The question isn’t whether they pay any taxes, but whether they pay enough relative to their wealth, especially when France’s budget crisis demands broad sacrifice.
The International Context: Is France Falling Behind?
Here’s where it gets interesting for investors and expats. France is actually more lenient than some neighbors on taxing unrealized gains:
- The Netherlands is implementing a 36% tax on unrealized crypto and stock gains starting 2028
- Increased tax transparency and digital asset reporting in France shows France is tightening surveillance but not yet taxing paper profits
- Unrealized capital gains taxation in Europe could become a trend
Gabriel Zucman, the French economist who helped design Warren’s wealth tax proposals in the US, has been pushing for a minimum tax on large fortunes in France. His argument: The gap between wealth held and tax paid fuels social resentment and undermines the system’s legitimacy.
The Technical Reality: Why This Isn’t (Necessarily) a Scandal
From a pure tax law perspective, this is mostly working as designed. France’s system separates wealth taxation (IFI) from income taxation (impôt sur le revenu). You can be rich on paper but have minimal taxable income.
The real debate is philosophical:
- Should unrealized gains be taxed annually? (Zucman says yes, most French economists warn this creates liquidity problems)
- Should the IFI threshold be lowered? (Currently €1.3M, but only 0.5% of millionaires pay zero income tax)
- Should holding company structures be restricted? (Would hurt entrepreneurs and family businesses)
One Reddit commenter summarized the tension: “If tomorrow your shack is worth €1 billion, is it fair to tax what you haven’t sold?
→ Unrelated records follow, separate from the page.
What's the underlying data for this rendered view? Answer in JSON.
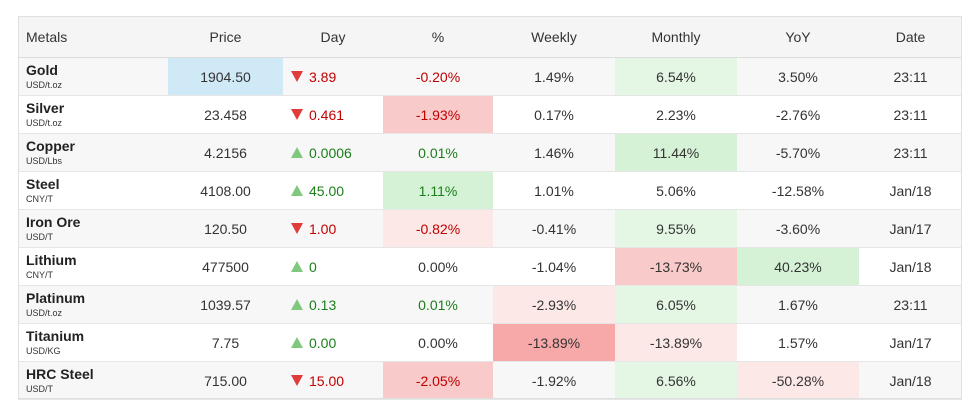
{
  "headers": [
    "Metals",
    "Price",
    "Day",
    "%",
    "Weekly",
    "Monthly",
    "YoY",
    "Date"
  ],
  "rows": [
    {
      "name": "Gold",
      "unit": "USD/t.oz",
      "price": "1904.50",
      "day_dir": "down",
      "day": "3.89",
      "pct": "-0.20%",
      "pct_style": "neg",
      "weekly": "1.49%",
      "monthly": "6.54%",
      "yoy": "3.50%",
      "date": "23:11",
      "bg": {
        "price": "bg-blue",
        "pct": "",
        "weekly": "",
        "monthly": "bg-g1",
        "yoy": ""
      }
    },
    {
      "name": "Silver",
      "unit": "USD/t.oz",
      "price": "23.458",
      "day_dir": "down",
      "day": "0.461",
      "pct": "-1.93%",
      "pct_style": "neg",
      "weekly": "0.17%",
      "monthly": "2.23%",
      "yoy": "-2.76%",
      "date": "23:11",
      "bg": {
        "price": "",
        "pct": "bg-r2",
        "weekly": "",
        "monthly": "",
        "yoy": ""
      }
    },
    {
      "name": "Copper",
      "unit": "USD/Lbs",
      "price": "4.2156",
      "day_dir": "up",
      "day": "0.0006",
      "pct": "0.01%",
      "pct_style": "pos",
      "weekly": "1.46%",
      "monthly": "11.44%",
      "yoy": "-5.70%",
      "date": "23:11",
      "bg": {
        "price": "",
        "pct": "",
        "weekly": "",
        "monthly": "bg-g2",
        "yoy": ""
      }
    },
    {
      "name": "Steel",
      "unit": "CNY/T",
      "price": "4108.00",
      "day_dir": "up",
      "day": "45.00",
      "pct": "1.11%",
      "pct_style": "pos",
      "weekly": "1.01%",
      "monthly": "5.06%",
      "yoy": "-12.58%",
      "date": "Jan/18",
      "bg": {
        "price": "",
        "pct": "bg-g2",
        "weekly": "",
        "monthly": "",
        "yoy": ""
      }
    },
    {
      "name": "Iron Ore",
      "unit": "USD/T",
      "price": "120.50",
      "day_dir": "down",
      "day": "1.00",
      "pct": "-0.82%",
      "pct_style": "neg",
      "weekly": "-0.41%",
      "monthly": "9.55%",
      "yoy": "-3.60%",
      "date": "Jan/17",
      "bg": {
        "price": "",
        "pct": "bg-r1",
        "weekly": "",
        "monthly": "bg-g1",
        "yoy": ""
      }
    },
    {
      "name": "Lithium",
      "unit": "CNY/T",
      "price": "477500",
      "day_dir": "up",
      "day": "0",
      "pct": "0.00%",
      "pct_style": "",
      "weekly": "-1.04%",
      "monthly": "-13.73%",
      "yoy": "40.23%",
      "date": "Jan/18",
      "bg": {
        "price": "",
        "pct": "",
        "weekly": "",
        "monthly": "bg-r2",
        "yoy": "bg-g2"
      }
    },
    {
      "name": "Platinum",
      "unit": "USD/t.oz",
      "price": "1039.57",
      "day_dir": "up",
      "day": "0.13",
      "pct": "0.01%",
      "pct_style": "pos",
      "weekly": "-2.93%",
      "monthly": "6.05%",
      "yoy": "1.67%",
      "date": "23:11",
      "bg": {
        "price": "",
        "pct": "",
        "weekly": "bg-r1",
        "monthly": "bg-g1",
        "yoy": ""
      }
    },
    {
      "name": "Titanium",
      "unit": "USD/KG",
      "price": "7.75",
      "day_dir": "up",
      "day": "0.00",
      "pct": "0.00%",
      "pct_style": "",
      "weekly": "-13.89%",
      "monthly": "-13.89%",
      "yoy": "1.57%",
      "date": "Jan/17",
      "bg": {
        "price": "",
        "pct": "",
        "weekly": "bg-r3",
        "monthly": "bg-r1",
        "yoy": ""
      }
    },
    {
      "name": "HRC Steel",
      "unit": "USD/T",
      "price": "715.00",
      "day_dir": "down",
      "day": "15.00",
      "pct": "-2.05%",
      "pct_style": "neg",
      "weekly": "-1.92%",
      "monthly": "6.56%",
      "yoy": "-50.28%",
      "date": "Jan/18",
      "bg": {
        "price": "",
        "pct": "bg-r2",
        "weekly": "",
        "monthly": "bg-g1",
        "yoy": "bg-r1"
      }
    }
  ],
  "colors": {
    "down": "#e23b3b",
    "up": "#7fc97f",
    "neg_text": "#c00000",
    "pos_text": "#1a7f1a",
    "highlight_blue": "#cfe9f7"
  }
}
No sale, no cash, no money.”
What It Means for Regular Taxpayers
If you’re a salaried employee or small business owner, you’re likely paying 20-45% income tax plus social charges. You can’t easily restructure your life into a holding company.
The perception problem is what matters. When middle-class French see “13,000 millionaires pay zero tax” headlines, it reinforces the belief that the system is rigged, regardless of the technical legality.
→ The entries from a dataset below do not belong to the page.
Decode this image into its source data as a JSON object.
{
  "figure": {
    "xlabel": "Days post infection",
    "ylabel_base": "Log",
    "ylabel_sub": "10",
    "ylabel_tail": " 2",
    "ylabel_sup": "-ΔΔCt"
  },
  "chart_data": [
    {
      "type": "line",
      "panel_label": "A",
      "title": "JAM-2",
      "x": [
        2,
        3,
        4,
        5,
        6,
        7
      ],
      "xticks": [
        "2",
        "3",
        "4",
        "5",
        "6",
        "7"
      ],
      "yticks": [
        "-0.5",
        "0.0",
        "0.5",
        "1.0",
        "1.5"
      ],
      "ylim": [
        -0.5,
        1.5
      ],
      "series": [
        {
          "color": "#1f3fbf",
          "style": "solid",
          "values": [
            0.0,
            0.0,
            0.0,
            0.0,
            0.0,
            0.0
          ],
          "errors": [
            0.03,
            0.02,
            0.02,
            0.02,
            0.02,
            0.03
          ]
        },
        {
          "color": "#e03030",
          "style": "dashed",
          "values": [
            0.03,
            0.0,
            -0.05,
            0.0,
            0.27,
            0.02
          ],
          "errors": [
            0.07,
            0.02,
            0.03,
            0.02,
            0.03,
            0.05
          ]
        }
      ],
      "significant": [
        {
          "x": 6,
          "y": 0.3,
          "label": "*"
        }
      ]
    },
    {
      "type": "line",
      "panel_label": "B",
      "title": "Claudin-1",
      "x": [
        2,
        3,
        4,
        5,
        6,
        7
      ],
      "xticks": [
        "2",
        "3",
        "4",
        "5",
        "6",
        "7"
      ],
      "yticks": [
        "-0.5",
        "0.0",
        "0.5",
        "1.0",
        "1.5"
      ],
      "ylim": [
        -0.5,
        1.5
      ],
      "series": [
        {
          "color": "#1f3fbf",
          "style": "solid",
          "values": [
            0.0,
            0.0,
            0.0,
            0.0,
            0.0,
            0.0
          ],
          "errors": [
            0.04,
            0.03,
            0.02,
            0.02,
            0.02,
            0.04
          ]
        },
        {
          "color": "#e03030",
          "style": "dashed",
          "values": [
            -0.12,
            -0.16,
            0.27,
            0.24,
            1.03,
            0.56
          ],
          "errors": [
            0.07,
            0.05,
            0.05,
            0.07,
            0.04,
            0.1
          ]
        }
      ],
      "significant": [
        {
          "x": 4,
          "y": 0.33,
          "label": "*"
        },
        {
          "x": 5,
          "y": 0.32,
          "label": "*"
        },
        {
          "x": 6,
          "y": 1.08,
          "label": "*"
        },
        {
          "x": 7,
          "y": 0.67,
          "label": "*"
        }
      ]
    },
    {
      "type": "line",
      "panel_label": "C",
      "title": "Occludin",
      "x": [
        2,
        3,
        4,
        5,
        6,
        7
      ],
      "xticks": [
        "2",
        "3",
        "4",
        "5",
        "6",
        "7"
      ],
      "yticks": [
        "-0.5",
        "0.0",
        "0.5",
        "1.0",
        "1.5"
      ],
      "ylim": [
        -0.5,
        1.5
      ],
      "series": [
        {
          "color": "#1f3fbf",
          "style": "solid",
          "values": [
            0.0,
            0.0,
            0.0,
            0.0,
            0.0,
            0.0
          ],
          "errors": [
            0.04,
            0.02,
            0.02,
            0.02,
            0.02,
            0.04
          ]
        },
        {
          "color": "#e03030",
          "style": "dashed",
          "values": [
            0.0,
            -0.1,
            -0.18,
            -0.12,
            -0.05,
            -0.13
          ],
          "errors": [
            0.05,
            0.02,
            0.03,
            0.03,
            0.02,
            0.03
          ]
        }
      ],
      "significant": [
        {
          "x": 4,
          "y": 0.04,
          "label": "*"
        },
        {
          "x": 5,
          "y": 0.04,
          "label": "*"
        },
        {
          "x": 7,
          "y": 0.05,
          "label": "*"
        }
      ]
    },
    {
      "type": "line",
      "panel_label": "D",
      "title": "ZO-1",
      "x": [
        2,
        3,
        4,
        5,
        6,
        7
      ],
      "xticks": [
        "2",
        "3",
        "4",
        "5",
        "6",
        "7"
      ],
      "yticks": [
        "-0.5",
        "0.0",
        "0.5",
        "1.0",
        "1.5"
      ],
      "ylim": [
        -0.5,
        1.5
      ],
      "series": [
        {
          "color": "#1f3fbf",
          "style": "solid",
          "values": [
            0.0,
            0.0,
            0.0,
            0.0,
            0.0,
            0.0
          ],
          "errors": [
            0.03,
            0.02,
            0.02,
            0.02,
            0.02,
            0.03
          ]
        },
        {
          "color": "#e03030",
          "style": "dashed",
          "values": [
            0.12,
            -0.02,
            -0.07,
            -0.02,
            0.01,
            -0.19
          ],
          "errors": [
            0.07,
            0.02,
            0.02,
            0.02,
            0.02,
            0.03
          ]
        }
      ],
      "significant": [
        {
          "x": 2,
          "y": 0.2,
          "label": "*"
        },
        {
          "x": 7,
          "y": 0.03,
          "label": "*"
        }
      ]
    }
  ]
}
This could accelerate demands for:
– Lower IFI thresholds
– Minimum tax floors for high-wealth households
– Restrictions on PEA and other tax-advantaged accounts (already under scrutiny, see Bercy’s scrutiny of tax-advantaged investment accounts like the PEA and regulatory concerns over ETFs in French tax-advantaged accounts)
– New taxes on real estate gains
The Bottom Line
The 13,335 millionaires aren’t necessarily breaking laws, they’re navigating a system that treats wealth and income as separate universes. But in a country facing austerity measures and tax hikes for ordinary citizens, the optics are politically toxic.
The Senate investigation will likely recommend closing some loopholes, particularly around holding companies and non-resident arrangements. But any reform must balance fairness with not punishing legitimate property owners or driving wealth out of France.
For now, the debate reignites a fundamental question: Should France tax what you have, or only what you earn? The current answer is “both, but not always from the same people”, a compromise that may no longer hold.
Actionable takeaway: If you’re a property owner in France, understand that your tax strategy needs to account for both IFI and income tax. The days of completely separating wealth from tax liability may be numbered. And if you’re an expat with French assets, monitor how the Senate’s recommendations might affect non-resident taxation structures.
The millionaire tax ghosts have been exposed. Whether they become actual taxpayers depends on whether France can reform its system without killing the golden goose of property investment that funds local governments through taxes like taxe foncière.